Cameroonian military tribunal on Monday sentenced a journalist to 10 years in prison on terrorism charges, including for failing to report acts of terrorism to authorities.
The court had been told that evidence was found in Ahmed Abba’s computer showing he had been in contact with Boko Haram Islamist militants and that they had communicated information to him about future attacks.
Mr. Abba, a Cameroonian journalist for Radio France International, had been convicted for “non-denunciation of terrorism” and “laundering of the proceeds of terrorist acts” and could have been sentenced to death under a controversial anti-terrorism law of the country.
Judge Edou Mewoutou also ordered him to pay a fine of 55 million CFA Francs ($90,000) and barred him from speaking to the media about the trial.
Mr. Abba, who spent over 633 days in detention, had denied having any links with the Nigeria-based Boko Haram group.
His lawyer said he would appeal the conviction and sentence that has attracted heavy criticism from rights groups.
London-based rights group, Amnesty International, said Mr. Abba’s “unfair trial” was a travesty of justice.
“Ahmed Abba’s conviction, after torture and an unfair trial, is clear evidence that Cameroon’s military courts are not competent to try civilians and should not have jurisdiction in these cases,” said Ilaria Allegrozzi, the Amnesty International’s Lake Chad researcher.

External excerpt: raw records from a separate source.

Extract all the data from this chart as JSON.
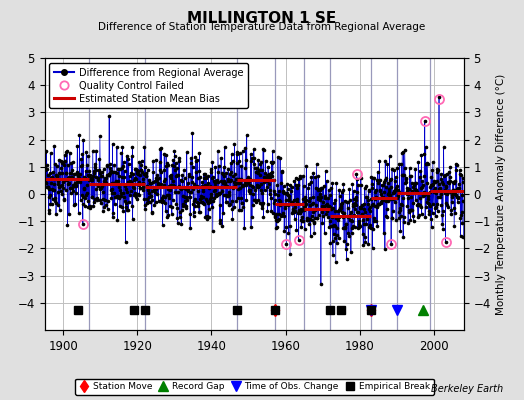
{
  "title": "MILLINGTON 1 SE",
  "subtitle": "Difference of Station Temperature Data from Regional Average",
  "ylabel": "Monthly Temperature Anomaly Difference (°C)",
  "ylim": [
    -5,
    5
  ],
  "yticks": [
    -4,
    -3,
    -2,
    -1,
    0,
    1,
    2,
    3,
    4,
    5
  ],
  "xlim": [
    1895,
    2008
  ],
  "xticks": [
    1900,
    1920,
    1940,
    1960,
    1980,
    2000
  ],
  "background_color": "#e0e0e0",
  "plot_bg_color": "#ffffff",
  "grid_color": "#c0c0c0",
  "line_color": "#0000cc",
  "marker_color": "#000000",
  "bias_color": "#cc0000",
  "qc_color": "#ff69b4",
  "watermark": "Berkeley Earth",
  "segment_biases": [
    {
      "start": 1895,
      "end": 1907,
      "bias": 0.55
    },
    {
      "start": 1907,
      "end": 1922,
      "bias": 0.35
    },
    {
      "start": 1922,
      "end": 1947,
      "bias": 0.25
    },
    {
      "start": 1947,
      "end": 1957,
      "bias": 0.5
    },
    {
      "start": 1957,
      "end": 1965,
      "bias": -0.35
    },
    {
      "start": 1965,
      "end": 1972,
      "bias": -0.55
    },
    {
      "start": 1972,
      "end": 1983,
      "bias": -0.8
    },
    {
      "start": 1983,
      "end": 1990,
      "bias": -0.15
    },
    {
      "start": 1990,
      "end": 1999,
      "bias": 0.05
    },
    {
      "start": 1999,
      "end": 2008,
      "bias": 0.1
    }
  ],
  "vertical_lines": [
    1907,
    1922,
    1947,
    1957,
    1965,
    1972,
    1983,
    1990,
    1999
  ],
  "station_moves": [
    1957,
    1983
  ],
  "record_gaps": [
    1997
  ],
  "obs_changes": [
    1983,
    1990
  ],
  "empirical_breaks": [
    1904,
    1919,
    1922,
    1947,
    1957,
    1972,
    1975,
    1983
  ],
  "qc_failed_points": [
    {
      "year": 1905.3,
      "val": -1.1
    },
    {
      "year": 1960.2,
      "val": -1.85
    },
    {
      "year": 1963.5,
      "val": -1.7
    },
    {
      "year": 1979.1,
      "val": 0.75
    },
    {
      "year": 1988.4,
      "val": -1.85
    },
    {
      "year": 1997.5,
      "val": 2.7
    },
    {
      "year": 2001.3,
      "val": 3.5
    },
    {
      "year": 2003.1,
      "val": -1.75
    }
  ],
  "spike_points": [
    {
      "year": 1997.5,
      "val": 2.7
    },
    {
      "year": 2001.3,
      "val": 3.55
    },
    {
      "year": 1969.5,
      "val": -3.3
    },
    {
      "year": 1961.2,
      "val": -2.2
    },
    {
      "year": 1973.5,
      "val": -2.5
    }
  ],
  "marker_y": -4.25,
  "seed": 42
}
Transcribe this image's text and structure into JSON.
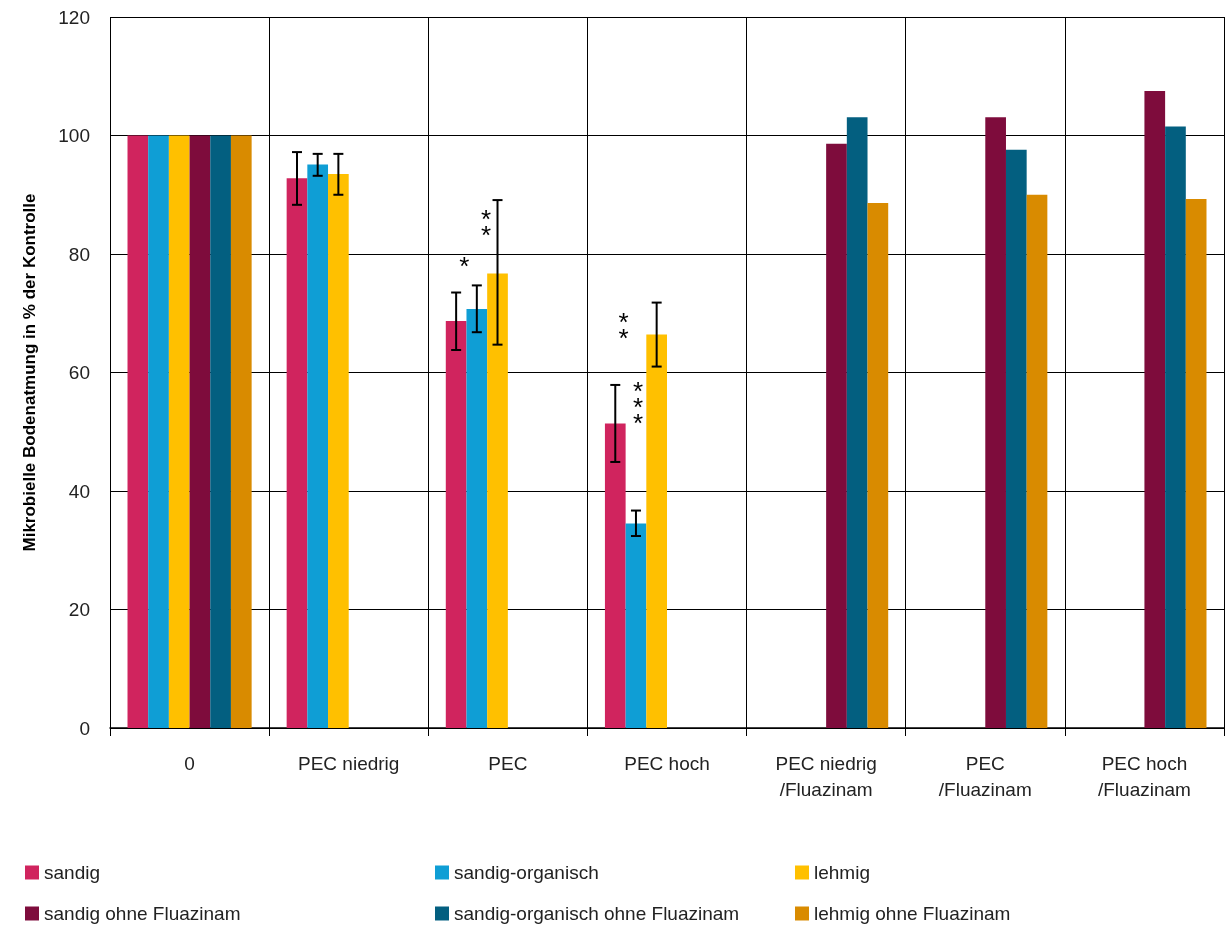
{
  "chart_data": {
    "type": "bar",
    "ylabel": "Mikrobielle Bodenatmung in % der Kontrolle",
    "categories": [
      "0",
      "PEC niedrig",
      "PEC",
      "PEC hoch",
      "PEC niedrig\n/Fluazinam",
      "PEC\n/Fluazinam",
      "PEC hoch\n/Fluazinam"
    ],
    "series": [
      {
        "name": "sandig",
        "color": "#d0245e",
        "values": [
          100,
          92.8,
          68.7,
          51.4,
          null,
          null,
          null
        ],
        "errors": [
          null,
          [
            88.3,
            97.2
          ],
          [
            63.8,
            73.5
          ],
          [
            44.9,
            57.9
          ],
          null,
          null,
          null
        ]
      },
      {
        "name": "sandig-organisch",
        "color": "#0f9ed5",
        "values": [
          100,
          95.1,
          70.7,
          34.5,
          null,
          null,
          null
        ],
        "errors": [
          null,
          [
            93.2,
            96.9
          ],
          [
            66.8,
            74.7
          ],
          [
            32.4,
            36.7
          ],
          null,
          null,
          null
        ]
      },
      {
        "name": "lehmig",
        "color": "#ffc000",
        "values": [
          100,
          93.5,
          76.7,
          66.4,
          null,
          null,
          null
        ],
        "errors": [
          null,
          [
            90.0,
            96.9
          ],
          [
            64.7,
            89.1
          ],
          [
            61.0,
            71.8
          ],
          null,
          null,
          null
        ]
      },
      {
        "name": "sandig ohne Fluazinam",
        "color": "#7e0c3c",
        "values": [
          100,
          null,
          null,
          null,
          98.6,
          103.1,
          107.5
        ]
      },
      {
        "name": "sandig-organisch ohne Fluazinam",
        "color": "#035f80",
        "values": [
          100,
          null,
          null,
          null,
          103.1,
          97.6,
          101.5
        ]
      },
      {
        "name": "lehmig ohne Fluazinam",
        "color": "#d98b00",
        "values": [
          100,
          null,
          null,
          null,
          88.6,
          90.0,
          89.3
        ]
      }
    ],
    "annotations": [
      "*",
      "**",
      "**",
      "***"
    ],
    "ylim": [
      0,
      120
    ],
    "yticks": [
      0,
      20,
      40,
      60,
      80,
      100,
      120
    ],
    "grid": true,
    "legend": "bottom"
  }
}
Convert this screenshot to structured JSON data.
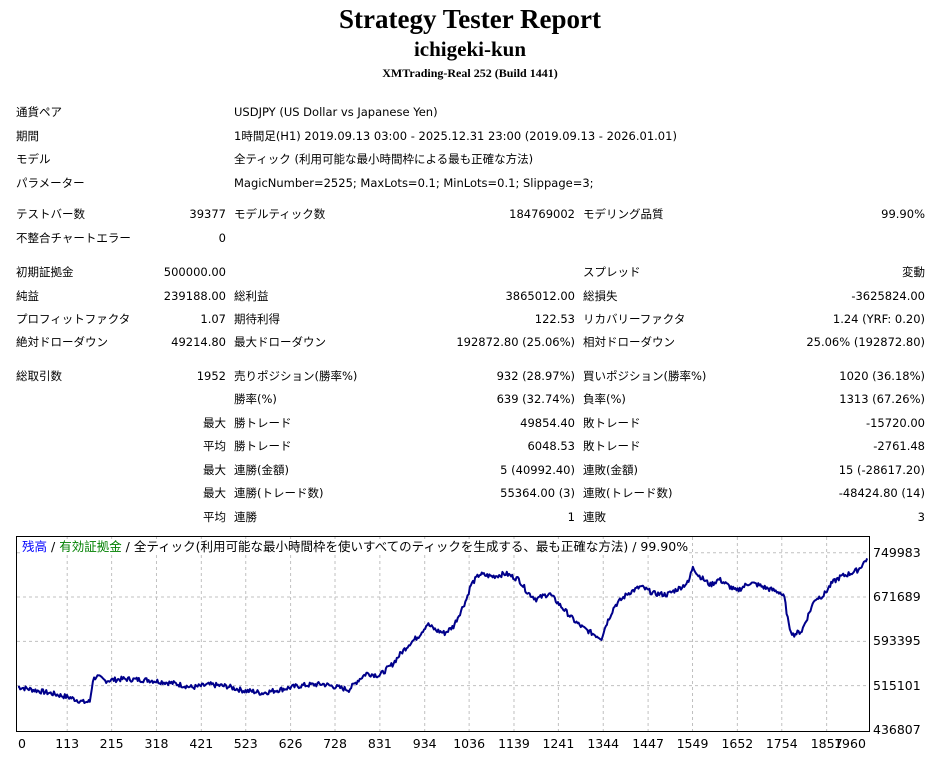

The Committee to Protect Journalists, CPJ, Africa programme coordinator, Angela Quintal, said the “outrageous sentence” signalled the lengths that Cameroon authorities were willing to go to intimidate the media and thwart freedom of the press.
“Ahmed Abba should never have been detained, prosecuted, and convicted for his journalism–let alone ordered to spend a decade behind bars,” said Ms. Quintal.
Abba, who reported for RFI’s Hausa language service from Cameroon’s Boko Haram-prone far north, was arrested in July 2015 on suspicion of having collaborated with the jihadist group and withholding information in connection with his coverage of insurgencies by the group from Cameroonian authorities.
Three other local journalists were standing trial in the same court over similar charges.